What one sustainability trend or issue keeps you up at night and gives you heartburn?
It’s the discussion around greenhouse gas emissions. The reason it keeps me up at night is I know it’s important. We’re leaning into it as an industry. But it’s also something that’s challenging to measure, monitor and report. It is an evolving science. Marguerite Tan, director of environmental programs at National Pork Board, says it best: You can’t put a flow meter on greenhouse gas emissions like you can on other things. I know we need to be proactive and engaged. There are models that are directionally correct, but there are still a lot of unknowns. How do we refine the measurement? How do we define the measurement? How will the measurement change over time? We’re learning. It’s evolving, and it’s changing.
What’s the single most important action step that conservation- and sustainability-oriented food and ag professionals should be taking in the next 12 months?

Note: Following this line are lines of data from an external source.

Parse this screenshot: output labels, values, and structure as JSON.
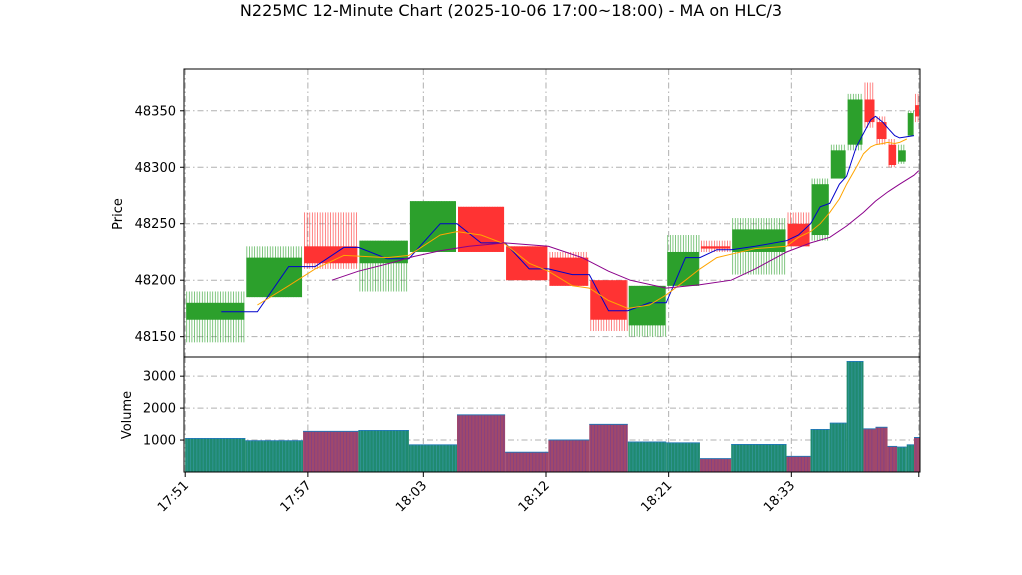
{
  "chart_data": {
    "type": "candlestick",
    "title": "N225MC 12-Minute Chart (2025-10-06 17:00~18:00) - MA on HLC/3",
    "price_panel": {
      "ylabel": "Price",
      "ylim": [
        48132,
        48387
      ],
      "yticks": [
        48150,
        48200,
        48250,
        48300,
        48350
      ]
    },
    "volume_panel": {
      "ylabel": "Volume",
      "ylim": [
        0,
        3600
      ],
      "yticks": [
        1000,
        2000,
        3000
      ]
    },
    "xlim": [
      17.45,
      48.05
    ],
    "xticks": [
      {
        "x": 17.5,
        "label": "17:51"
      },
      {
        "x": 22.6,
        "label": "17:57"
      },
      {
        "x": 27.4,
        "label": "18:03"
      },
      {
        "x": 32.5,
        "label": "18:12"
      },
      {
        "x": 37.6,
        "label": "18:21"
      },
      {
        "x": 42.7,
        "label": "18:33"
      },
      {
        "x": 48.0,
        "label": ""
      }
    ],
    "grid": true,
    "colors": {
      "up": "#2ca02c",
      "down": "#ff3333",
      "volume_up": "#1f8a70",
      "volume_down": "#a0486b",
      "ma_fast": "#0000cc",
      "ma_mid": "#ffa500",
      "ma_slow": "#8b008b"
    },
    "candles": [
      {
        "x0": 17.5,
        "x1": 20.0,
        "open": 48165,
        "high": 48190,
        "low": 48145,
        "close": 48180,
        "volume": 1050
      },
      {
        "x0": 20.0,
        "x1": 22.4,
        "open": 48185,
        "high": 48230,
        "low": 48185,
        "close": 48220,
        "volume": 980
      },
      {
        "x0": 22.4,
        "x1": 24.7,
        "open": 48230,
        "high": 48260,
        "low": 48210,
        "close": 48215,
        "volume": 1270
      },
      {
        "x0": 24.7,
        "x1": 26.8,
        "open": 48215,
        "high": 48235,
        "low": 48190,
        "close": 48235,
        "volume": 1300
      },
      {
        "x0": 26.8,
        "x1": 28.8,
        "open": 48225,
        "high": 48270,
        "low": 48225,
        "close": 48270,
        "volume": 850
      },
      {
        "x0": 28.8,
        "x1": 30.8,
        "open": 48265,
        "high": 48265,
        "low": 48225,
        "close": 48225,
        "volume": 1790
      },
      {
        "x0": 30.8,
        "x1": 32.6,
        "open": 48230,
        "high": 48230,
        "low": 48200,
        "close": 48200,
        "volume": 620
      },
      {
        "x0": 32.6,
        "x1": 34.3,
        "open": 48220,
        "high": 48225,
        "low": 48195,
        "close": 48195,
        "volume": 1000
      },
      {
        "x0": 34.3,
        "x1": 35.9,
        "open": 48200,
        "high": 48200,
        "low": 48155,
        "close": 48165,
        "volume": 1490
      },
      {
        "x0": 35.9,
        "x1": 37.5,
        "open": 48160,
        "high": 48195,
        "low": 48150,
        "close": 48195,
        "volume": 940
      },
      {
        "x0": 37.5,
        "x1": 38.9,
        "open": 48195,
        "high": 48240,
        "low": 48195,
        "close": 48225,
        "volume": 910
      },
      {
        "x0": 38.9,
        "x1": 40.2,
        "open": 48230,
        "high": 48235,
        "low": 48225,
        "close": 48228,
        "volume": 420
      },
      {
        "x0": 40.2,
        "x1": 42.5,
        "open": 48225,
        "high": 48255,
        "low": 48205,
        "close": 48245,
        "volume": 860
      },
      {
        "x0": 42.5,
        "x1": 43.5,
        "open": 48250,
        "high": 48260,
        "low": 48230,
        "close": 48230,
        "volume": 490
      },
      {
        "x0": 43.5,
        "x1": 44.3,
        "open": 48240,
        "high": 48290,
        "low": 48235,
        "close": 48285,
        "volume": 1330
      },
      {
        "x0": 44.3,
        "x1": 45.0,
        "open": 48290,
        "high": 48320,
        "low": 48290,
        "close": 48315,
        "volume": 1530
      },
      {
        "x0": 45.0,
        "x1": 45.7,
        "open": 48320,
        "high": 48365,
        "low": 48315,
        "close": 48360,
        "volume": 3460
      },
      {
        "x0": 45.7,
        "x1": 46.2,
        "open": 48360,
        "high": 48375,
        "low": 48335,
        "close": 48340,
        "volume": 1350
      },
      {
        "x0": 46.2,
        "x1": 46.7,
        "open": 48340,
        "high": 48345,
        "low": 48320,
        "close": 48325,
        "volume": 1400
      },
      {
        "x0": 46.7,
        "x1": 47.1,
        "open": 48320,
        "high": 48325,
        "low": 48300,
        "close": 48302,
        "volume": 800
      },
      {
        "x0": 47.1,
        "x1": 47.5,
        "open": 48305,
        "high": 48320,
        "low": 48303,
        "close": 48315,
        "volume": 780
      },
      {
        "x0": 47.5,
        "x1": 47.8,
        "open": 48328,
        "high": 48350,
        "low": 48328,
        "close": 48348,
        "volume": 850
      },
      {
        "x0": 47.8,
        "x1": 48.05,
        "open": 48355,
        "high": 48365,
        "low": 48340,
        "close": 48345,
        "volume": 1080
      }
    ],
    "moving_averages": [
      {
        "key": "ma_fast",
        "points": [
          [
            19.0,
            48172
          ],
          [
            20.5,
            48172
          ],
          [
            21.8,
            48212
          ],
          [
            22.9,
            48212
          ],
          [
            24.1,
            48229
          ],
          [
            24.7,
            48229
          ],
          [
            25.9,
            48219
          ],
          [
            26.8,
            48219
          ],
          [
            28.1,
            48250
          ],
          [
            28.8,
            48250
          ],
          [
            29.8,
            48233
          ],
          [
            30.8,
            48233
          ],
          [
            31.8,
            48210
          ],
          [
            32.6,
            48210
          ],
          [
            33.6,
            48205
          ],
          [
            34.3,
            48205
          ],
          [
            35.1,
            48173
          ],
          [
            35.9,
            48173
          ],
          [
            36.8,
            48180
          ],
          [
            37.5,
            48180
          ],
          [
            38.3,
            48220
          ],
          [
            38.9,
            48220
          ],
          [
            39.6,
            48227
          ],
          [
            40.2,
            48227
          ],
          [
            41.2,
            48230
          ],
          [
            42.5,
            48235
          ],
          [
            43.0,
            48240
          ],
          [
            43.5,
            48250
          ],
          [
            43.9,
            48265
          ],
          [
            44.3,
            48268
          ],
          [
            44.7,
            48285
          ],
          [
            45.0,
            48292
          ],
          [
            45.4,
            48318
          ],
          [
            45.7,
            48330
          ],
          [
            46.0,
            48342
          ],
          [
            46.2,
            48345
          ],
          [
            46.5,
            48340
          ],
          [
            46.7,
            48335
          ],
          [
            47.0,
            48328
          ],
          [
            47.2,
            48326
          ],
          [
            47.5,
            48327
          ],
          [
            47.8,
            48328
          ]
        ]
      },
      {
        "key": "ma_mid",
        "points": [
          [
            20.5,
            48178
          ],
          [
            21.8,
            48195
          ],
          [
            22.9,
            48210
          ],
          [
            24.1,
            48222
          ],
          [
            25.9,
            48220
          ],
          [
            26.8,
            48222
          ],
          [
            28.1,
            48240
          ],
          [
            28.8,
            48243
          ],
          [
            29.8,
            48240
          ],
          [
            30.8,
            48232
          ],
          [
            31.8,
            48215
          ],
          [
            32.6,
            48208
          ],
          [
            33.6,
            48195
          ],
          [
            34.3,
            48193
          ],
          [
            35.1,
            48182
          ],
          [
            35.9,
            48175
          ],
          [
            36.8,
            48178
          ],
          [
            37.5,
            48187
          ],
          [
            38.3,
            48200
          ],
          [
            38.9,
            48210
          ],
          [
            39.6,
            48220
          ],
          [
            40.2,
            48223
          ],
          [
            41.2,
            48228
          ],
          [
            42.5,
            48230
          ],
          [
            43.0,
            48238
          ],
          [
            43.5,
            48243
          ],
          [
            43.9,
            48250
          ],
          [
            44.3,
            48260
          ],
          [
            44.7,
            48272
          ],
          [
            45.0,
            48285
          ],
          [
            45.4,
            48300
          ],
          [
            45.7,
            48312
          ],
          [
            46.0,
            48318
          ],
          [
            46.2,
            48320
          ],
          [
            46.5,
            48321
          ],
          [
            46.7,
            48322
          ],
          [
            47.0,
            48321
          ],
          [
            47.2,
            48322
          ],
          [
            47.5,
            48325
          ]
        ]
      },
      {
        "key": "ma_slow",
        "points": [
          [
            23.6,
            48200
          ],
          [
            24.7,
            48208
          ],
          [
            26.0,
            48215
          ],
          [
            27.0,
            48221
          ],
          [
            28.1,
            48226
          ],
          [
            29.3,
            48230
          ],
          [
            30.8,
            48233
          ],
          [
            32.6,
            48230
          ],
          [
            34.0,
            48220
          ],
          [
            35.1,
            48208
          ],
          [
            36.0,
            48200
          ],
          [
            37.5,
            48193
          ],
          [
            38.9,
            48196
          ],
          [
            40.2,
            48200
          ],
          [
            41.2,
            48210
          ],
          [
            42.5,
            48225
          ],
          [
            43.5,
            48233
          ],
          [
            44.3,
            48238
          ],
          [
            45.0,
            48248
          ],
          [
            45.7,
            48260
          ],
          [
            46.2,
            48270
          ],
          [
            46.7,
            48278
          ],
          [
            47.2,
            48285
          ],
          [
            47.8,
            48293
          ],
          [
            48.0,
            48297
          ]
        ]
      }
    ]
  }
}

I would challenge us all to think about sustainability as a management systems approach and understand that there’s tradeoffs. When we look to make a practice change in agriculture, there’s a tradeoff that impacts another piece of that system. I relate it to a balloon. You blow it up for a birthday party, you start to push on balloon and something else pushes out in another spot. There are constant pushes and pulls. We need to be willing to look at that and think holistically. At the end of the day, it has to be fiscally sustainable for the producer. They’re ready, willing and able to deploy, but if financially they cannot compete in today’s global marketplace, agriculture’s not a sustainable business.